U.S. 24 Fort Wayne to Toledo
For more than 20 years, grassroots organizations near Toledo have been advocating widening and other improvements to U.S. highway 24, which runs from Toledo, Ohio, 77 miles west to Fort Wayne, Ind. Halfway across this stretch is Napoleon, where the improvements were finally finished in 2012. The 23-mile widened highway section replaced a treacherous two-lane road that had a high rate of fatal accidents, especially in commercial trucks. The Toledo Blade newspaper reported that the road was known for "gruesome head-on collisions" among tractor-trailer trucks that moved materials between factories in Ohio and Indiana. Near Defiance, Ohio, was a "dead man's curve," for example, and the entire stretch of U.S. 24 became known as "the killway." At one point Ohio officials suggested eliminating tolls from the nearby Ohio Turnpike as a way to get trucks to use that wider route more often. When the widened section of U.S. 24 was opened in 2012, one local resident wore a T-shirt that said, "Death No More on 24."

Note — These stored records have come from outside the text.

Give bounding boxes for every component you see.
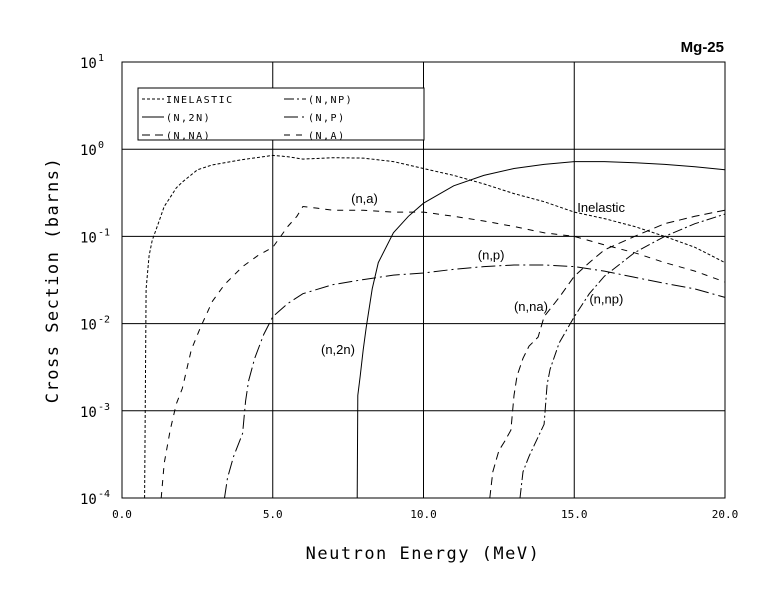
y-axis-label: Cross Section (barns) bbox=[43, 157, 63, 403]
plot-frame bbox=[121, 61, 726, 499]
series-line-n-np bbox=[519, 213, 726, 499]
y-tick-label-4: 10 0 bbox=[80, 140, 104, 159]
annotation-4: (n,p) bbox=[478, 248, 505, 263]
x-tick-label-1: 5.0 bbox=[263, 508, 283, 521]
legend-label-4: (N,NA) bbox=[166, 131, 211, 142]
x-tick-label-4: 20.0 bbox=[712, 508, 739, 521]
x-tick-labels: 0.0 5.0 10.0 15.0 20.0 bbox=[112, 508, 738, 521]
y-tick-base: 10 bbox=[80, 405, 97, 421]
x-tick-label-2: 10.0 bbox=[410, 508, 437, 521]
annotations: Inelastic (n,2n) (n,na) (n,np) (n,p) (n,a) bbox=[321, 191, 625, 357]
y-tick-label-5: 10 1 bbox=[80, 53, 104, 72]
legend-label-1: (N,NP) bbox=[308, 95, 353, 106]
series-line-inelastic bbox=[144, 154, 726, 499]
legend: INELASTIC (N,NP) (N,2N) (N,P) (N,NA) (N,A) bbox=[137, 87, 425, 142]
y-tick-base: 10 bbox=[80, 143, 97, 159]
y-tick-exponent: -2 bbox=[98, 315, 110, 326]
y-tick-label-3: 10 -1 bbox=[80, 227, 110, 246]
series-layer bbox=[144, 154, 726, 499]
chart-title: Mg-25 bbox=[681, 39, 724, 56]
annotation-2: (n,na) bbox=[514, 299, 548, 314]
legend-label-3: (N,P) bbox=[308, 113, 346, 124]
series-line-n-na bbox=[489, 209, 726, 499]
series-line-n-2n bbox=[356, 161, 726, 499]
y-tick-exponent: 0 bbox=[98, 140, 104, 151]
x-axis-label: Neutron Energy (MeV) bbox=[306, 544, 541, 564]
legend-label-0: INELASTIC bbox=[166, 95, 234, 106]
annotation-5: (n,a) bbox=[351, 191, 378, 206]
annotation-3: (n,np) bbox=[589, 292, 623, 307]
legend-label-2: (N,2N) bbox=[166, 113, 211, 124]
legend-label-5: (N,A) bbox=[308, 131, 346, 142]
y-tick-base: 10 bbox=[80, 492, 97, 508]
x-tick-label-3: 15.0 bbox=[561, 508, 588, 521]
legend-box bbox=[137, 87, 425, 141]
y-tick-base: 10 bbox=[80, 318, 97, 334]
series-line-n-p bbox=[224, 264, 726, 499]
annotation-0: Inelastic bbox=[577, 200, 625, 215]
y-tick-exponent: -1 bbox=[98, 227, 110, 238]
y-tick-exponent: -3 bbox=[98, 402, 110, 413]
y-tick-exponent: 1 bbox=[98, 53, 104, 64]
y-tick-label-2: 10 -2 bbox=[80, 315, 110, 334]
y-tick-base: 10 bbox=[80, 56, 97, 72]
annotation-1: (n,2n) bbox=[321, 342, 355, 357]
series-line-n-a bbox=[160, 205, 726, 499]
y-tick-label-0: 10 -4 bbox=[80, 489, 110, 508]
y-tick-exponent: -4 bbox=[98, 489, 110, 500]
y-tick-base: 10 bbox=[80, 230, 97, 246]
y-tick-label-1: 10 -3 bbox=[80, 402, 110, 421]
x-tick-label-0: 0.0 bbox=[112, 508, 132, 521]
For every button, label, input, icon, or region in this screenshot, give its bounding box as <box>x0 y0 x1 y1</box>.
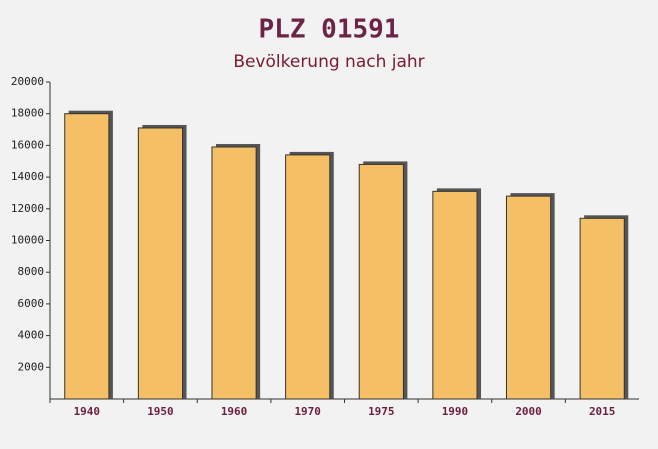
y-tick-label: 8000 <box>18 265 45 278</box>
y-tick-label: 4000 <box>18 329 45 342</box>
x-tick-label: 1975 <box>368 405 395 418</box>
y-tick-label: 6000 <box>18 297 45 310</box>
bar <box>285 154 331 400</box>
chart-subtitle: Bevölkerung nach jahr <box>233 52 424 72</box>
y-tick-label: 18000 <box>11 107 44 120</box>
bar <box>137 127 184 400</box>
y-tick-label: 2000 <box>18 360 45 373</box>
x-tick-label: 2000 <box>515 405 542 418</box>
bar <box>64 113 110 400</box>
y-tick-label: 10000 <box>11 234 44 247</box>
chart-title: PLZ 01591 <box>259 15 400 45</box>
x-tick-label: 1940 <box>74 405 101 418</box>
bar <box>579 217 625 400</box>
y-tick-label: 16000 <box>11 138 44 151</box>
x-tick-label: 1990 <box>442 405 469 418</box>
y-tick-label: 20000 <box>11 75 44 88</box>
y-tick-label: 14000 <box>11 170 44 183</box>
y-tick-label: 12000 <box>11 202 44 215</box>
x-tick-label: 2015 <box>589 405 616 418</box>
x-tick-label: 1960 <box>221 405 248 418</box>
x-tick-label: 1950 <box>147 405 174 418</box>
bar <box>358 163 404 400</box>
x-tick-label: 1970 <box>294 405 321 418</box>
bar <box>432 190 478 400</box>
bar <box>211 146 257 400</box>
bar <box>505 195 552 400</box>
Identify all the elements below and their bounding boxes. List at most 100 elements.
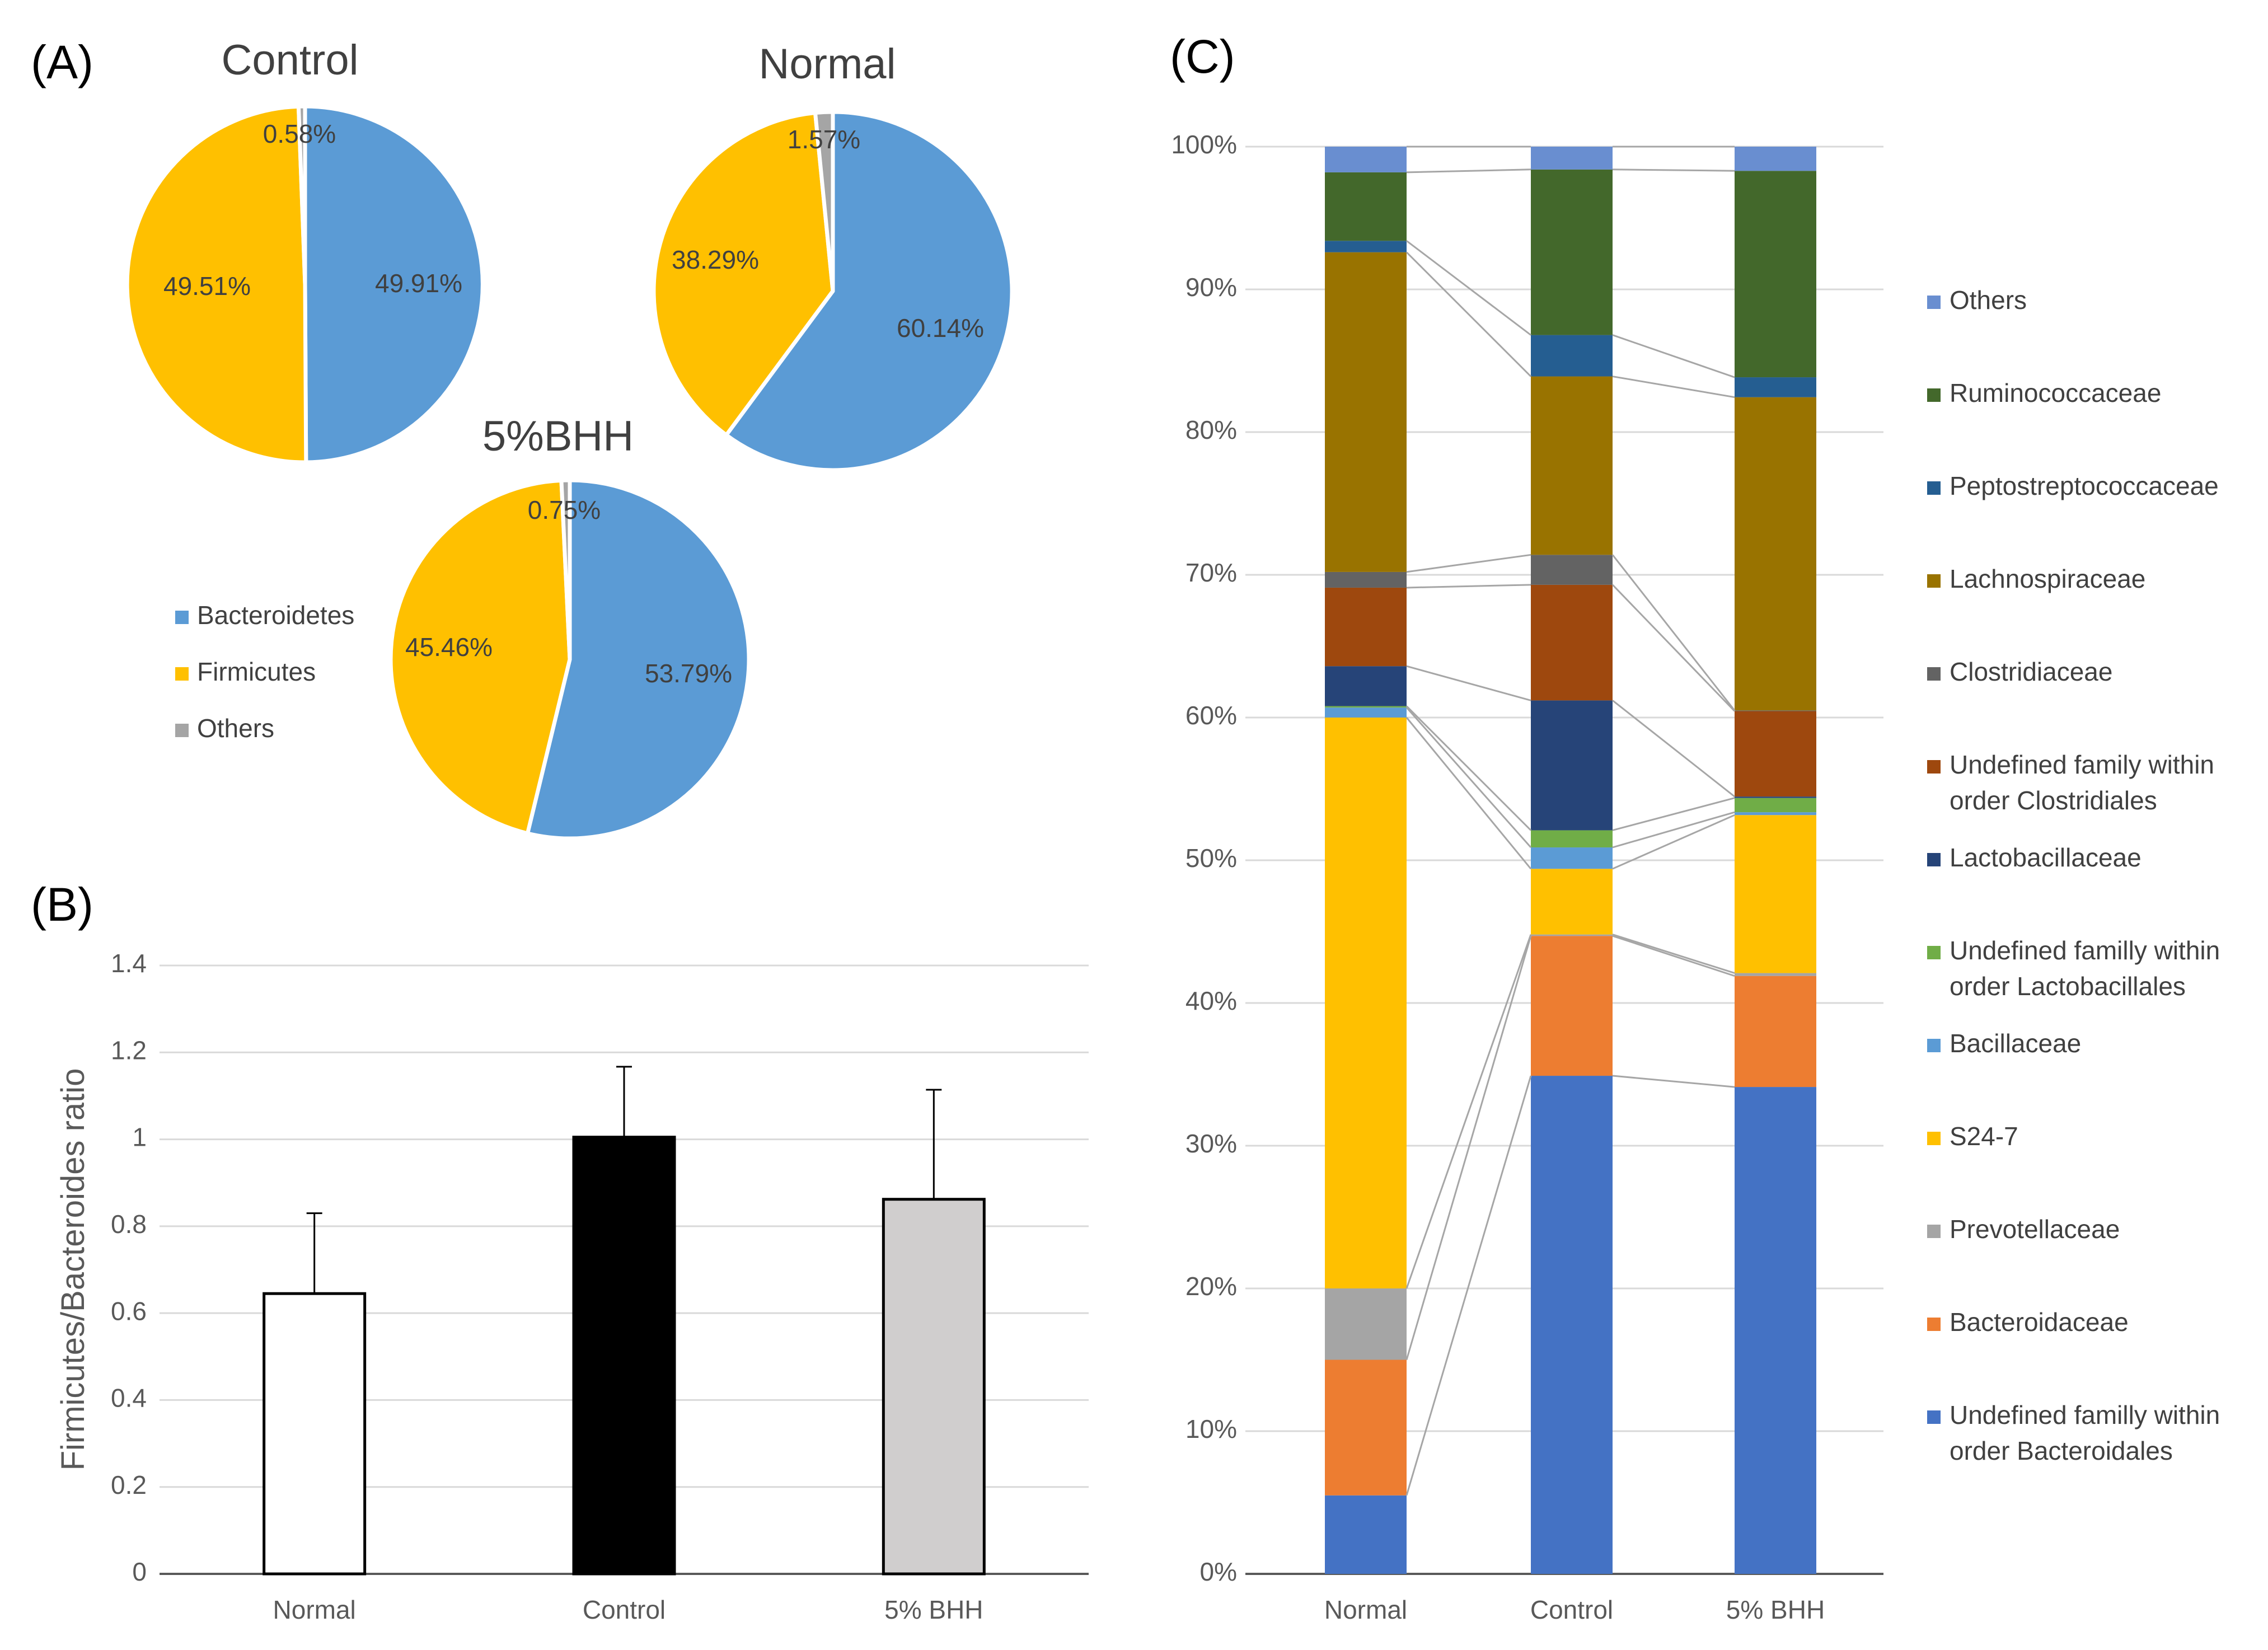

I-15 from Los Angeles to Las Vegas
More than 8 million people drive back and forth annually from southern Nevada to southern California, according to the Las Vegas Convention and Visitors Authority. The Nevada AAA says the 180-mile stretch has had more fatalities than anywhere else in the state, and half of those killed were not wearing seatbelts. But AAA and commercial truck drivers who drive the route say there are several other reasons 1-15 claims so many lives each year, including drinking and driving and distracted driving. The television news show Dateline on NBC counted a death toll of 173 people in a five-year span prior to 2005, although improvements such as adding lanes have been completed since then.